Vermont Senator Patrick Leahy will join California Senator Dianne Feinstein in an effort to repeal the Defense of Marriage Act (DOMA).

After President Obama announced he would no longer defend the Clinton-era law that bans federal agencies from recognizing the legal marriages of gay and lesbian couples and allows states to ignore such marriages, New York Representative Jerrold Nadler urged Democrats to support his bill that would repeal the law.

The repeal measure was introduced with little fanfare in 2009 in the House, where it rounded up 100 co-sponsors in its first 30 days. It ultimately lost steam when it failed to attract a Senate sponsor.

Feinstein on Thursday announced she would carry the measure in the Senate.

On Friday, Leahy told constituents that he would join the effort.

“As a Vermonter who has been married for 48 years, I believe it is important to encourage and to sanction committed relationships; relationships that encourage us all to give back to our community; and relationships that complete our lives.
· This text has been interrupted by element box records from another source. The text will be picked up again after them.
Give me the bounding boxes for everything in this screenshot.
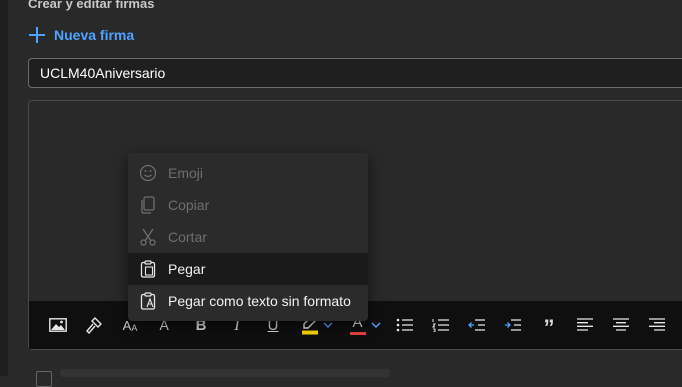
menu-item-label: Copiar [168, 197, 210, 213]
emoji-icon [128, 164, 168, 182]
menu-item-emoji[interactable]: Emoji [128, 157, 368, 189]
plus-icon [28, 26, 46, 44]
context-menu: Emoji Copiar Cortar Pegar Pegar como tex… [128, 153, 368, 321]
menu-item-cut[interactable]: Cortar [128, 221, 368, 253]
numbering-icon[interactable] [431, 313, 451, 337]
new-signature-label: Nueva firma [54, 27, 135, 43]
menu-item-label: Pegar como texto sin formato [168, 293, 351, 309]
menu-item-label: Pegar [168, 261, 206, 277]
increase-indent-icon[interactable] [503, 313, 523, 337]
format-painter-icon[interactable] [83, 313, 105, 337]
copy-icon [128, 196, 168, 214]
quote-glyph: ” [543, 315, 555, 340]
paste-plain-text-icon [128, 292, 168, 310]
quote-icon[interactable]: ” [539, 313, 559, 340]
default-signature-checkbox[interactable] [36, 371, 52, 387]
align-left-icon[interactable] [575, 313, 595, 337]
new-signature-button[interactable]: Nueva firma [28, 26, 134, 44]
menu-item-paste[interactable]: Pegar [128, 253, 368, 285]
cut-icon [128, 228, 168, 246]
paste-icon [128, 260, 168, 278]
menu-item-label: Emoji [168, 165, 204, 181]
section-title: Crear y editar firmas [28, 0, 155, 11]
decrease-indent-icon[interactable] [467, 313, 487, 337]
signature-name-input[interactable]: UCLM40Aniversario [28, 58, 682, 88]
insert-picture-icon[interactable] [47, 313, 69, 337]
bullets-icon[interactable] [395, 313, 415, 337]
menu-item-label: Cortar [168, 229, 207, 245]
menu-item-copy[interactable]: Copiar [128, 189, 368, 221]
left-gutter [0, 0, 8, 376]
align-right-icon[interactable] [647, 313, 667, 337]
menu-item-paste-plain-text[interactable]: Pegar como texto sin formato [128, 285, 368, 317]
align-center-icon[interactable] [611, 313, 631, 337]
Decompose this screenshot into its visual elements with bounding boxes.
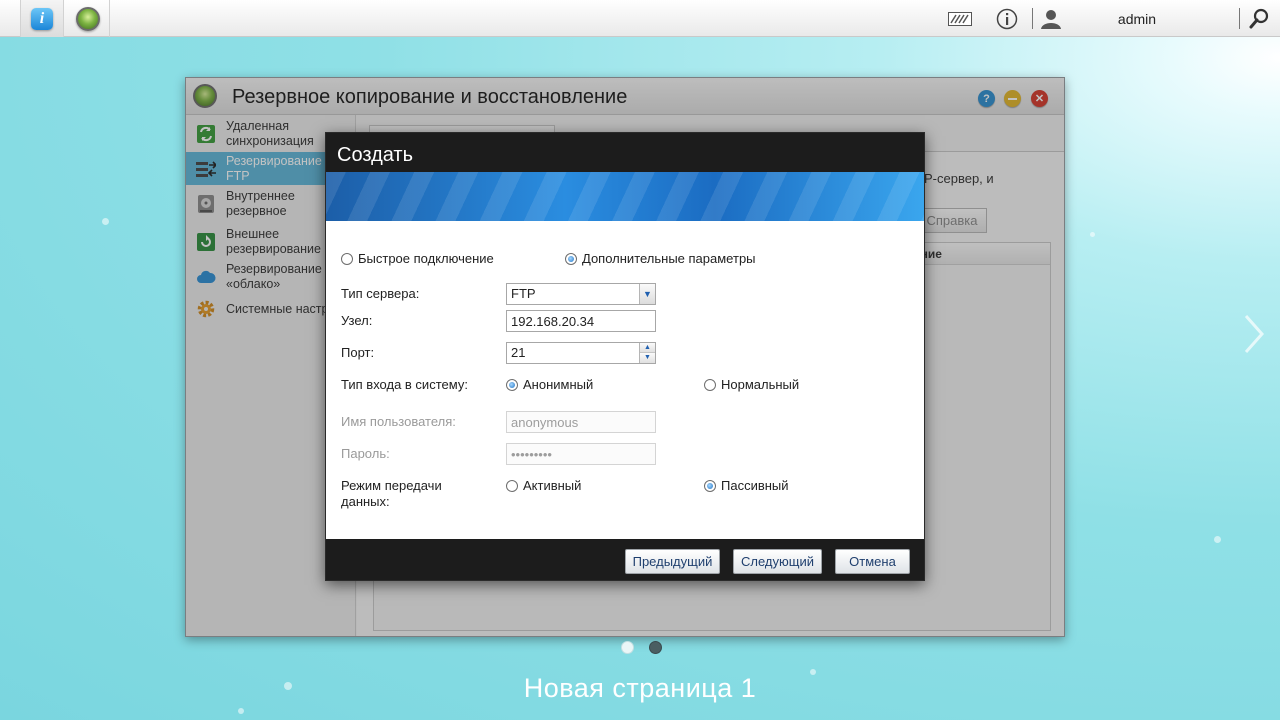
username-label[interactable]: admin — [1100, 0, 1174, 37]
monitor-button[interactable] — [946, 0, 974, 37]
port-spin-buttons[interactable]: ▲ ▼ — [639, 343, 655, 363]
passive-mode-label[interactable]: Пассивный — [721, 478, 789, 493]
taskbar-app-info[interactable]: i — [20, 0, 64, 37]
next-button[interactable]: Следующий — [733, 549, 822, 574]
info-icon: i — [31, 7, 53, 30]
chevron-right-icon[interactable] — [1244, 314, 1264, 354]
quick-connect-radio[interactable] — [341, 253, 353, 265]
dialog-banner — [326, 172, 924, 221]
transfer-mode-label: Режим передачи данных: — [341, 478, 442, 509]
topbar-separator — [1239, 8, 1240, 29]
chevron-down-icon[interactable]: ▼ — [640, 353, 655, 363]
search-icon — [1249, 8, 1269, 28]
dialog-footer: Предыдущий Следующий Отмена — [326, 539, 924, 580]
active-mode-label[interactable]: Активный — [523, 478, 581, 493]
create-dialog: Создать Быстрое подключение Дополнительн… — [325, 132, 925, 581]
previous-button[interactable]: Предыдущий — [625, 549, 720, 574]
background-bubble — [102, 218, 109, 225]
taskbar-app-backup[interactable] — [66, 0, 110, 37]
password-input[interactable] — [506, 443, 656, 465]
dialog-title: Создать — [337, 144, 414, 166]
page-indicator-2[interactable] — [649, 641, 662, 654]
quick-connect-label[interactable]: Быстрое подключение — [358, 251, 494, 266]
info-circle-icon — [996, 8, 1018, 29]
background-bubble — [1214, 536, 1221, 543]
host-label: Узел: — [341, 313, 373, 328]
host-input[interactable] — [506, 310, 656, 332]
anonymous-login-label[interactable]: Анонимный — [523, 377, 593, 392]
dialog-header[interactable]: Создать — [326, 133, 924, 172]
system-info-button[interactable] — [994, 0, 1020, 37]
top-bar: i admin — [0, 0, 1280, 37]
port-value: 21 — [511, 345, 526, 360]
advanced-params-label[interactable]: Дополнительные параметры — [582, 251, 756, 266]
backup-restore-icon — [75, 6, 100, 31]
username-label: Имя пользователя: — [341, 414, 456, 429]
page-caption: Новая страница 1 — [523, 673, 757, 703]
port-label: Порт: — [341, 345, 375, 360]
chevron-down-icon[interactable]: ▼ — [639, 284, 655, 304]
background-bubble — [1090, 232, 1095, 237]
password-label: Пароль: — [341, 446, 390, 461]
cancel-button[interactable]: Отмена — [835, 549, 910, 574]
user-icon — [1041, 9, 1061, 29]
server-type-label: Тип сервера: — [341, 286, 420, 301]
port-stepper[interactable]: 21 ▲ ▼ — [506, 342, 656, 364]
username-input[interactable] — [506, 411, 656, 433]
resource-monitor-icon — [948, 11, 972, 26]
server-type-value: FTP — [511, 286, 536, 301]
advanced-params-radio[interactable] — [565, 253, 577, 265]
background-bubble — [238, 708, 244, 714]
topbar-separator — [1032, 8, 1033, 29]
active-mode-radio[interactable] — [506, 480, 518, 492]
server-type-select[interactable]: FTP ▼ — [506, 283, 656, 305]
normal-login-radio[interactable] — [704, 379, 716, 391]
search-button[interactable] — [1246, 0, 1272, 37]
passive-mode-radio[interactable] — [704, 480, 716, 492]
login-type-label: Тип входа в систему: — [341, 377, 468, 392]
normal-login-label[interactable]: Нормальный — [721, 377, 799, 392]
anonymous-login-radio[interactable] — [506, 379, 518, 391]
page-indicator-1[interactable] — [621, 641, 634, 654]
user-menu-button[interactable] — [1038, 0, 1064, 37]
Vermont led the way by being the first state to adopt a same-sex marriage law through a legislative process. Now that several states that have voted to give full marriage rights to same-sex couples, I believe that the Federal government should not interfere with those laws or discriminate between marriages sanctioned by State law,” Leahy wrote in an email to supporters first published at the website

“The Defense of Marriage Act denies some Vermont families equal treatment, creating a system of second-class citizens. This goes against American values and it must end. In the coming days, I will join with Senator Dianne Feinstein to introduce legislation to repeal the Defense of Marriage Act.”

Leahy added that the president's decision had moved the federal government “in the right direction.”

In 1996, Leahy voted in favor of DOMA. But in 2009, he told Vermont Public Radio that he had reversed his position.